We will continue to monitor the service through the information we receive until we return to visit as per our re-inspection programme. If any concerning information is received, we may inspect sooner.

Inspection carried out on 26 April 2018

During a routine inspection

This inspection took place on 26 April 2018 and was unannounced. This was our first inspection of this service since its registration on 23 January 2017.

Homestead Care Home name is a ‘care home’. People in care homes receive accommodation and nursing or personal care as single package under one contractual agreement. CQC regulates both the premises and the care provided, and both were looked at during this inspection. The care home accommodates a maximum of 33 people in one adapted building.

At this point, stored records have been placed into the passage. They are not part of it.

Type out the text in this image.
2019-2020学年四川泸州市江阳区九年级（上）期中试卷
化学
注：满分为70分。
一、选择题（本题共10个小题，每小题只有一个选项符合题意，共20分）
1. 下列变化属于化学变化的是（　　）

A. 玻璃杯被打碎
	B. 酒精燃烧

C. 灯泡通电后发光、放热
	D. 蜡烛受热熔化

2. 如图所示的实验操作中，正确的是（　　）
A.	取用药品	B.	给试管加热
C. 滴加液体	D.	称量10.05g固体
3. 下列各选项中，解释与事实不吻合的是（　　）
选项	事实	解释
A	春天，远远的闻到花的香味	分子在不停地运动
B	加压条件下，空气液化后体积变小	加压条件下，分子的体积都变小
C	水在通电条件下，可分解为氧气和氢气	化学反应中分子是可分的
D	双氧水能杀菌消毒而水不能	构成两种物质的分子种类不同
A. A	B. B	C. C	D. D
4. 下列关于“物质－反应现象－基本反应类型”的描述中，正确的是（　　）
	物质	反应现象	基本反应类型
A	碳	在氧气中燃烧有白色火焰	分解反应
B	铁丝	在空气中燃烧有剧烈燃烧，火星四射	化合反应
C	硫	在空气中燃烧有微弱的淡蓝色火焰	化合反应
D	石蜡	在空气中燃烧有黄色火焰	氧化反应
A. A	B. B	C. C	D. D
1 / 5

A registered manager is a person who has registered with the Care Quality Commission to manage the service. Like registered providers, they are ‘registered persons’. Registered persons have legal responsibility for meeting the requirements in the Health and Social Care Act 2008 and associated Regulations about how the service is run. There was a new manager who had recently joined and was present during our inspection. At the time of our inspection they had started their application to become registered manager and this was accepted on 9 May 2018.

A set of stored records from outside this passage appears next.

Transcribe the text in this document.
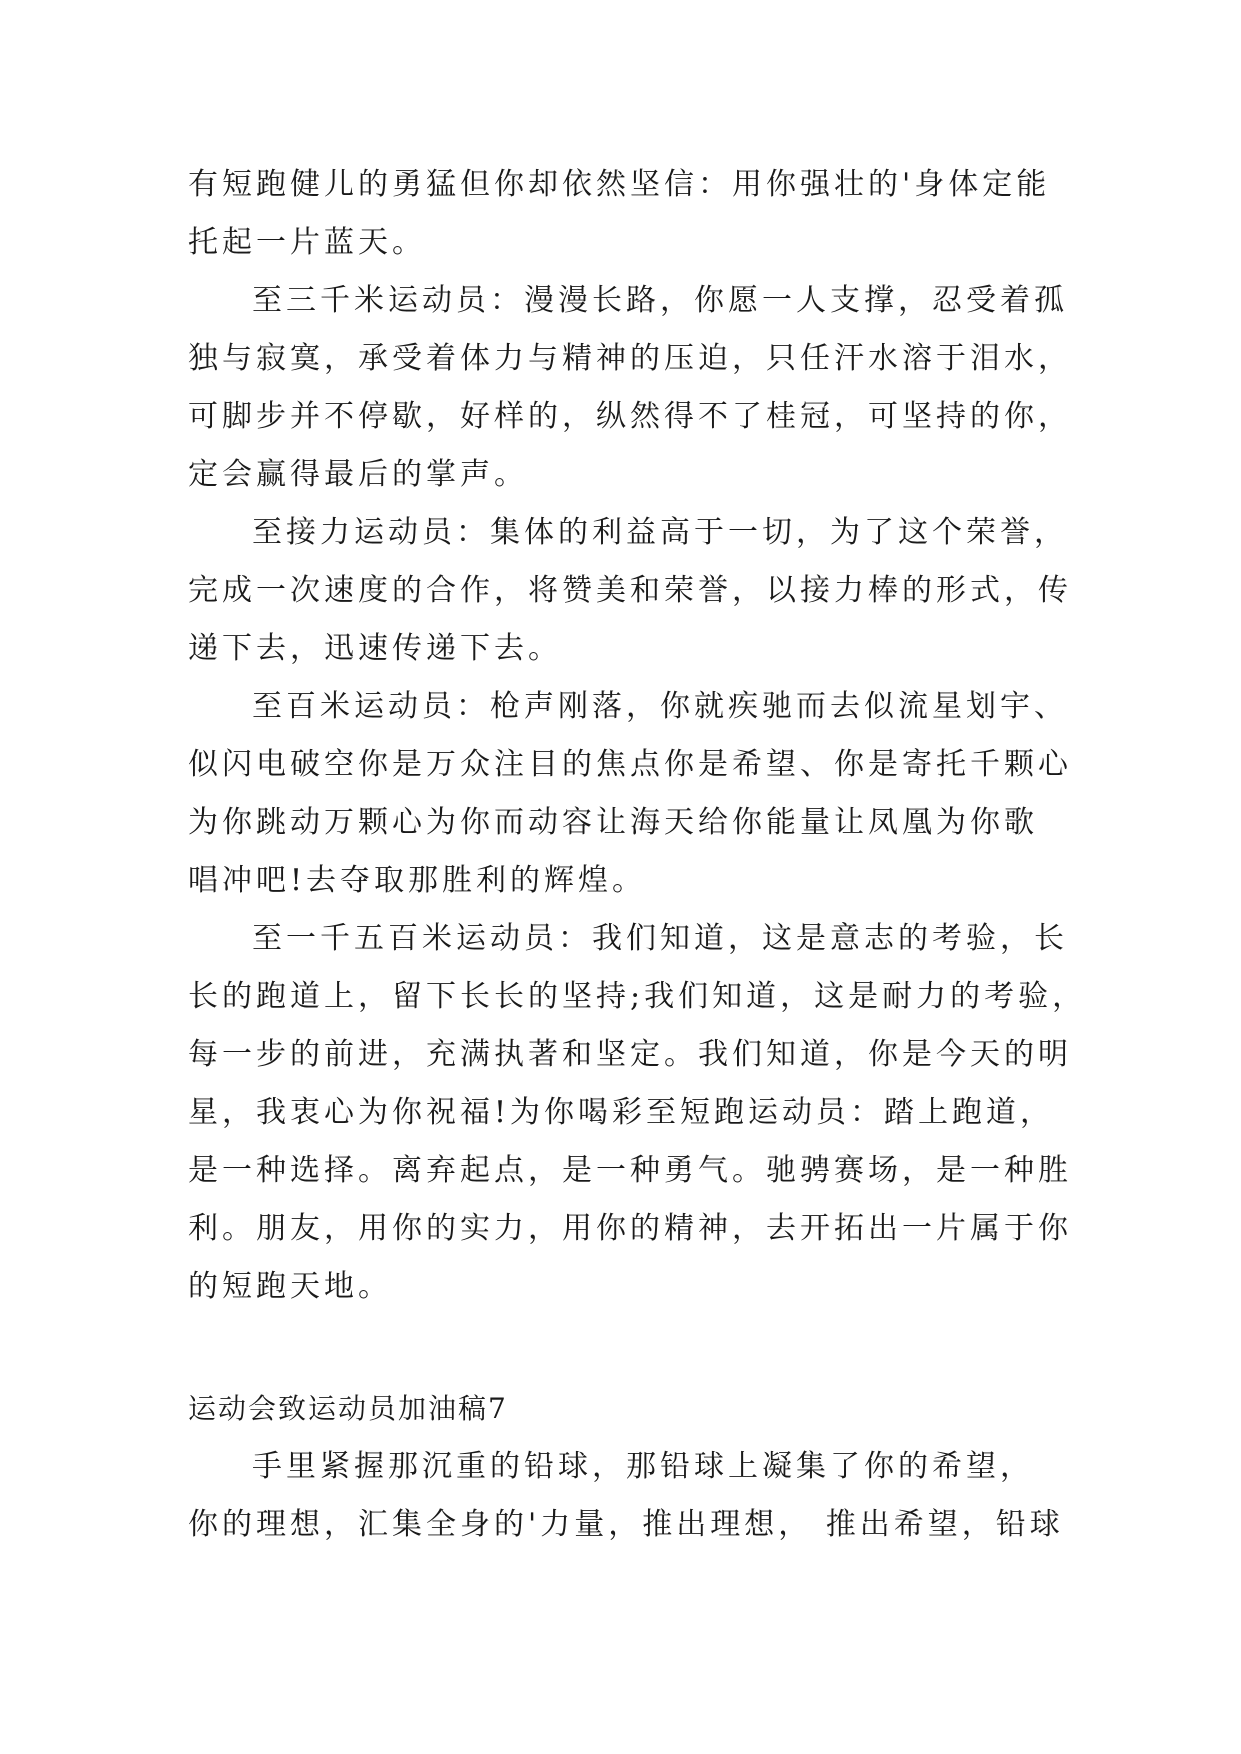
有短跑健儿的勇猛但你却依然坚信：用你强壮的'身体定能
托起一片蓝天。
至三千米运动员：漫漫长路，你愿一人支撑，忍受着孤
独与寂寞，承受着体力与精神的压迫，只任汗水溶于泪水，
可脚步并不停歇，好样的，纵然得不了桂冠，可坚持的你，
定会赢得最后的掌声。
至接力运动员：集体的利益高于一切，为了这个荣誉，
完成一次速度的合作，将赞美和荣誉，以接力棒的形式，传
递下去，迅速传递下去。
至百米运动员：枪声刚落，你就疾驰而去似流星划宇、
似闪电破空你是万众注目的焦点你是希望、你是寄托千颗心
为你跳动万颗心为你而动容让海天给你能量让凤凰为你歌
唱冲吧!去夺取那胜利的辉煌。
至一千五百米运动员：我们知道，这是意志的考验，长
长的跑道上，留下长长的坚持;我们知道，这是耐力的考验，
每一步的前进，充满执著和坚定。我们知道，你是今天的明
星，我衷心为你祝福!为你喝彩至短跑运动员：踏上跑道，
是一种选择。离弃起点，是一种勇气。驰骋赛场，是一种胜
利。朋友，用你的实力，用你的精神，去开拓出一片属于你
的短跑天地。
运动会致运动员加油稿7
手里紧握那沉重的铅球，那铅球上凝集了你的希望，
你的理想，汇集全身的'力量，推出理想， 推出希望，铅球
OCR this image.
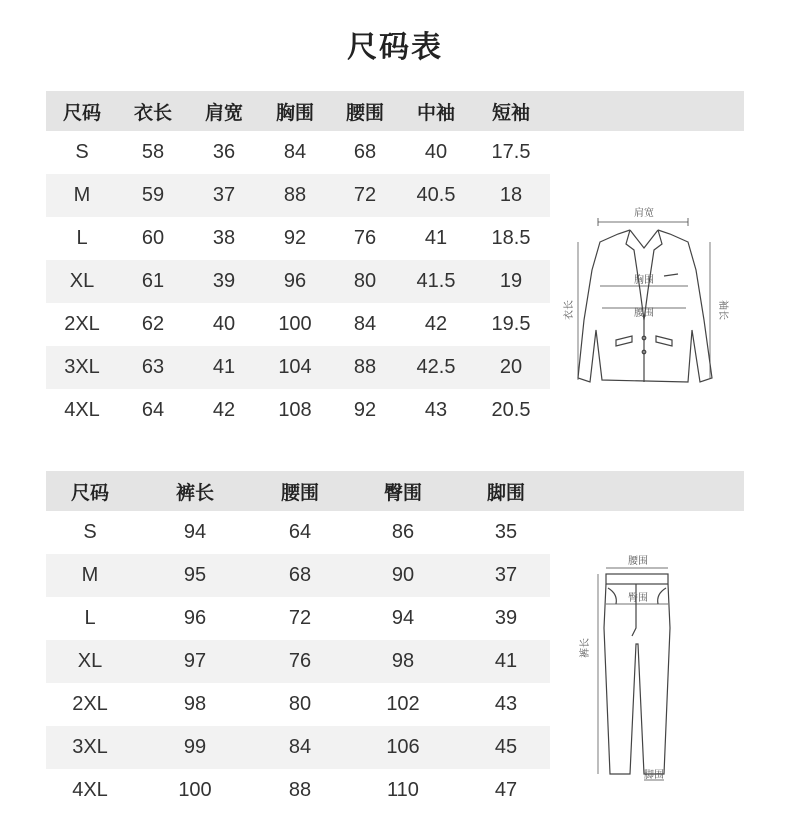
尺码表
尺码	衣长	肩宽	胸围	腰围	中袖	短袖
S	58	36	84	68	40	17.5
M	59	37	88	72	40.5	18
L	60	38	92	76	41	18.5
XL	61	39	96	80	41.5	19
2XL	62	40	100	84	42	19.5
3XL	63	41	104	88	42.5	20
4XL	64	42	108	92	43	20.5
肩宽
胸围
腰围
衣长	袖长
尺码	裤长	腰围	臀围	脚围
S	94	64	86	35
M	95	68	90	37
L	96	72	94	39
XL	97	76	98	41
2XL	98	80	102	43
3XL	99	84	106	45
4XL	100	88	110	47
腰围
臀围
裤长
脚围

People and relatives consistently told us the service was safe. The registered manager was driving necessary improvements to the safety of the service, such as recruitment processes, moving and handling support and medicines management. Although staffing levels had recently increased, staff were, still not always available to safely meet all people’s needs. We also found some approaches to risk management did not promote people’s freedom as far as possible.

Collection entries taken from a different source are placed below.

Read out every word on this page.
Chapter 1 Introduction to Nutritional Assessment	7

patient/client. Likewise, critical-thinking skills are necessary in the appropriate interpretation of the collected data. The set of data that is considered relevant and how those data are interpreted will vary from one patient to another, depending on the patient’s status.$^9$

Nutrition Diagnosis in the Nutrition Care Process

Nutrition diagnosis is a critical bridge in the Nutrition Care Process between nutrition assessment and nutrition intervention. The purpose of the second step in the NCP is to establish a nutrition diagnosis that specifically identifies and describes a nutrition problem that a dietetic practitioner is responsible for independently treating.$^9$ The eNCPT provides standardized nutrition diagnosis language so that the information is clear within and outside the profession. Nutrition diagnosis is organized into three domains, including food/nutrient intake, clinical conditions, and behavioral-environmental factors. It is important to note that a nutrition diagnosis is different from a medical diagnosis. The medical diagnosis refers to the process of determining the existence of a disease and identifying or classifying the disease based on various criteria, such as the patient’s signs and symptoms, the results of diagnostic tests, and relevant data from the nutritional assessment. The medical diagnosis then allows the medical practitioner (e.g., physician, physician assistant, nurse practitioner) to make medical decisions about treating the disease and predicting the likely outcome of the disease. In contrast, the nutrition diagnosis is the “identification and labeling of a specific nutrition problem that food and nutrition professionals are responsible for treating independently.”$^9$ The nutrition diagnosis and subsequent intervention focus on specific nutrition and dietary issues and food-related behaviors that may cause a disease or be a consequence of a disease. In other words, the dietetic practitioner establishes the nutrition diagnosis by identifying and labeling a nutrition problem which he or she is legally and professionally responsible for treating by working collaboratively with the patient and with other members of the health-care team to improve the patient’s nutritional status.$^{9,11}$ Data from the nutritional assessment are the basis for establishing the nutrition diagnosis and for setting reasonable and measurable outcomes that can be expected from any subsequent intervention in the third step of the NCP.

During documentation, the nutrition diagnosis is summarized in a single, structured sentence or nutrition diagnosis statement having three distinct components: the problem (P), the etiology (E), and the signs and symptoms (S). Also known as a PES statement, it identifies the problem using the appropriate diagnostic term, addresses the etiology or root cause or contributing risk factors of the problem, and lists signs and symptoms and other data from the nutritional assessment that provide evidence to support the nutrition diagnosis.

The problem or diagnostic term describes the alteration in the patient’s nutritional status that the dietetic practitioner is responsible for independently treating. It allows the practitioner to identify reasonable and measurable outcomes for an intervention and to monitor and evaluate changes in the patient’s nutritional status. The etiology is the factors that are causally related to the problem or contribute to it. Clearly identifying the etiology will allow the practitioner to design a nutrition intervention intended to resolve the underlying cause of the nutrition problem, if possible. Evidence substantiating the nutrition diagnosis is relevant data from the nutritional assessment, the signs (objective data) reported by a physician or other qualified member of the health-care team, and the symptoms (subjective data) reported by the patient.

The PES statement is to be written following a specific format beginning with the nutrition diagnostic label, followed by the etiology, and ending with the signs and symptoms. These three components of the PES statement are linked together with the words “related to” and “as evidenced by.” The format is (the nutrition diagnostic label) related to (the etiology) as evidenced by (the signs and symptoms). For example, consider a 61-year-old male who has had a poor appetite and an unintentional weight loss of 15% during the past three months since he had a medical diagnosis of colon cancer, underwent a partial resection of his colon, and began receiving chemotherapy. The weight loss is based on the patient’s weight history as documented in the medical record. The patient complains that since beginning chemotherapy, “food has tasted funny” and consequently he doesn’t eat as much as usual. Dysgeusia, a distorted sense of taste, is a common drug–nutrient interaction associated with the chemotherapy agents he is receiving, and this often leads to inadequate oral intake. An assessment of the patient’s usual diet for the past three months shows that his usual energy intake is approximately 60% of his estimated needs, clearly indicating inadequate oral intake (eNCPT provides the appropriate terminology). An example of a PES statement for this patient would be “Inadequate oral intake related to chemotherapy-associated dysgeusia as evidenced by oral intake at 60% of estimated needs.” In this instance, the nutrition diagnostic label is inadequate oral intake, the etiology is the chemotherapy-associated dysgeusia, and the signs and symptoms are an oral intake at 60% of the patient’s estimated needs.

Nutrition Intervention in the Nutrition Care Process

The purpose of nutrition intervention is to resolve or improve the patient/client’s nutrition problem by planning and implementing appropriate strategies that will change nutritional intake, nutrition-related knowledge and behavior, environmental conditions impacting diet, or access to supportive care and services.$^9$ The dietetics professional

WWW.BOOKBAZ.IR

Systems did not ensure people were always supported as needed with their meals and drinks to remain well, although we also received some positive feedback about this aspect of people’s care. Staff were not supported to develop the skills and knowledge needed for their roles which we saw impacted on how people were supported to make choices, and how people were supported to live with dementia and with behaviours that may challenge. Improvements were ongoing in this area. Staff reported improved support from the new registered manager who was addressing training and support needs. Overall people and relatives expressed satisfaction with the support provided and spoke positively about staff. People were supported to access healthcare support. Home developments were underway to enhance people’s comfort and experience.

We received consistent feedback about the caring approach of staff and there were genuine and positive relationships between people, relatives and staff. People were supported to express their views and choices about their care. We observed a respectful approach from staff and people were treated kindly. However, people did not receive a consistently caring service. The care and support provided did not always meet people’s needs and therefore ensure people were always treated with respect and to have their independence promoted as far as possible. Staff were also not always available to spend time with people and to reassure them if issues arose.

Relatives and staff told us group activities of interest were usually offered, however we did not find that people had good access to their interests and activities of choice. Continued improvements were required and ongoing to people’s care plans so these would reflect people’s current needs and wishes. People and relatives were involved in care planning processes and expressed satisfaction with the support provided. People and relatives felt comfortable making complaints and could be confident they would be addressed.

The provider’s systems to assess, monitor and improve the service were not always effective. Systems did not ensure incidents were always learned from and investigated, and that relevant partner agencies were always informed of safeguarding concerns when necessary. This was in breach of two regulations and we are deciding our regulatory response to this. We will publish a supplementary report once this decision is finalised.